Causa do Povo
PUBLICAÇÃO da União Popular Anarquista –
UNIPA
21 # setembro /outubro DE 2005
Rio de Janeiro - Brasil
unipa_net@yahoo.com.br
Mensalão: Crise Moral ou
Mecanismo de Dominação?
Todo o sistema de corrupção agora investigado, que começou com
gravações do ex-chefe dos correios, Maurício Marinho, recebendo três mil reais
em propina e chega a um esquema bilionário de pagamento de “mesada” aos
deputados da base do governo Lula, não deve ser entendido simplesmente como uma
prática imoral das elites políticas, muito menos como uma fragilidade das
“instituições democráticas” ou uma tentativa de “derrubar” o governo Lula.

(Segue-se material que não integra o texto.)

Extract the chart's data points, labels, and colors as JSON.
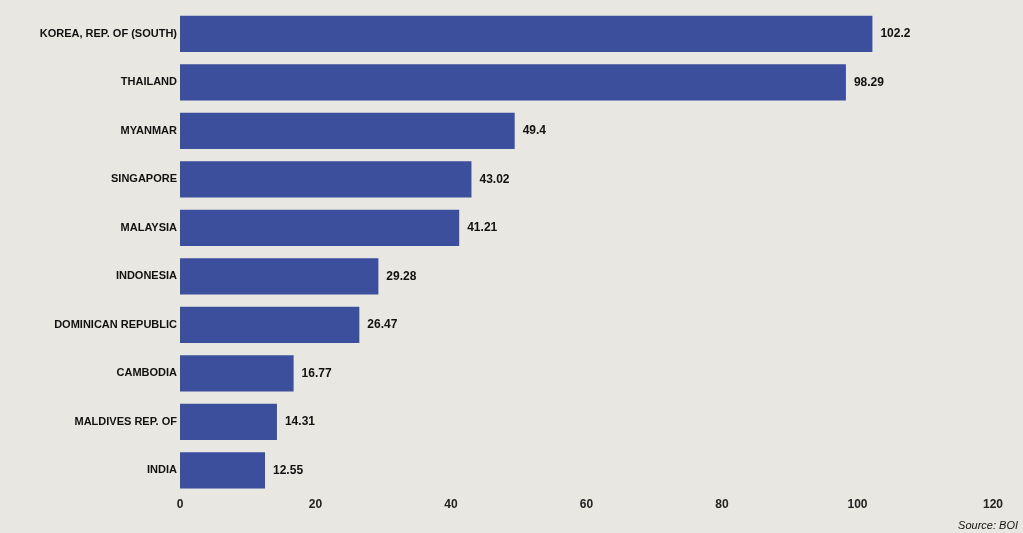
{
  "chart_data": {
    "type": "bar",
    "orientation": "horizontal",
    "categories": [
      "KOREA, REP. OF (SOUTH)",
      "THAILAND",
      "MYANMAR",
      "SINGAPORE",
      "MALAYSIA",
      "INDONESIA",
      "DOMINICAN REPUBLIC",
      "CAMBODIA",
      "MALDIVES REP. OF",
      "INDIA"
    ],
    "values": [
      102.2,
      98.29,
      49.4,
      43.02,
      41.21,
      29.28,
      26.47,
      16.77,
      14.31,
      12.55
    ],
    "color": "#3b4f9c",
    "xlim": [
      0,
      120
    ],
    "xticks": [
      0,
      20,
      40,
      60,
      80,
      100,
      120
    ],
    "grid": false,
    "legend": false,
    "data_labels": true,
    "annotations": [
      "Source: BOI"
    ]
  }
}
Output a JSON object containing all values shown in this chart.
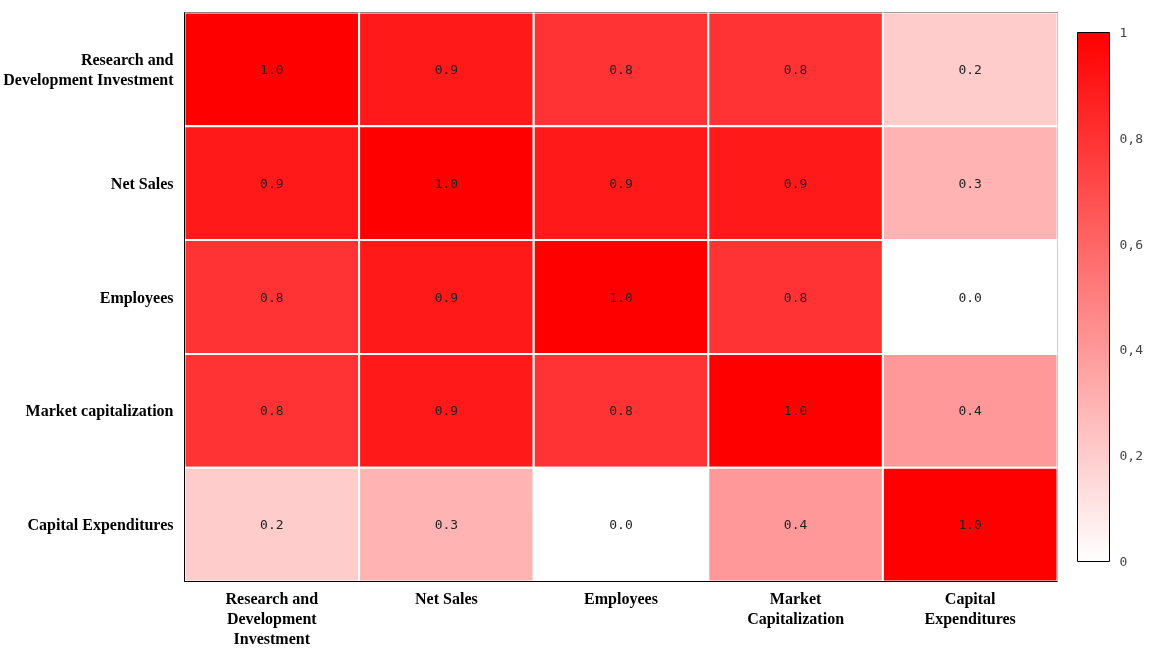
{
  "chart_data": {
    "type": "heatmap",
    "categories": [
      "Research and Development Investment",
      "Net Sales",
      "Employees",
      "Market Capitalization",
      "Capital Expenditures"
    ],
    "y_categories": [
      "Research and Development Investment",
      "Net Sales",
      "Employees",
      "Market capitalization",
      "Capital Expenditures"
    ],
    "cells": [
      [
        1.0,
        0.9,
        0.8,
        0.8,
        0.2
      ],
      [
        0.9,
        1.0,
        0.9,
        0.9,
        0.3
      ],
      [
        0.8,
        0.9,
        1.0,
        0.8,
        0.0
      ],
      [
        0.8,
        0.9,
        0.8,
        1.0,
        0.4
      ],
      [
        0.2,
        0.3,
        0.0,
        0.4,
        1.0
      ]
    ],
    "cell_labels": [
      [
        "1.0",
        "0.9",
        "0.8",
        "0.8",
        "0.2"
      ],
      [
        "0.9",
        "1.0",
        "0.9",
        "0.9",
        "0.3"
      ],
      [
        "0.8",
        "0.9",
        "1.0",
        "0.8",
        "0.0"
      ],
      [
        "0.8",
        "0.9",
        "0.8",
        "1.0",
        "0.4"
      ],
      [
        "0.2",
        "0.3",
        "0.0",
        "0.4",
        "1.0"
      ]
    ],
    "clim": [
      0,
      1
    ],
    "cticks": [
      0,
      {
        "value": 0.2,
        "label": "0,2"
      },
      {
        "value": 0.4,
        "label": "0,4"
      },
      {
        "value": 0.6,
        "label": "0,6"
      },
      {
        "value": 0.8,
        "label": "0,8"
      },
      1
    ]
  }
}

Trata-se, como esse texto pretende provar, de um dos mecanismos de dominação do
sistema burguês-estatista.
Inicialmente
é importante destacar que a Revista Ruptura no. 5 projetou
três possíveis cenários político-sociais durante o governo Lula, dois dos quais
já se confirmaram: o “primeiro cenário”, com o governo dando continuidade ao
neoliberalismo e os movimentos sociais apáticos, e o “terceiro cenário”, com o governo sofrendo pressão da direita.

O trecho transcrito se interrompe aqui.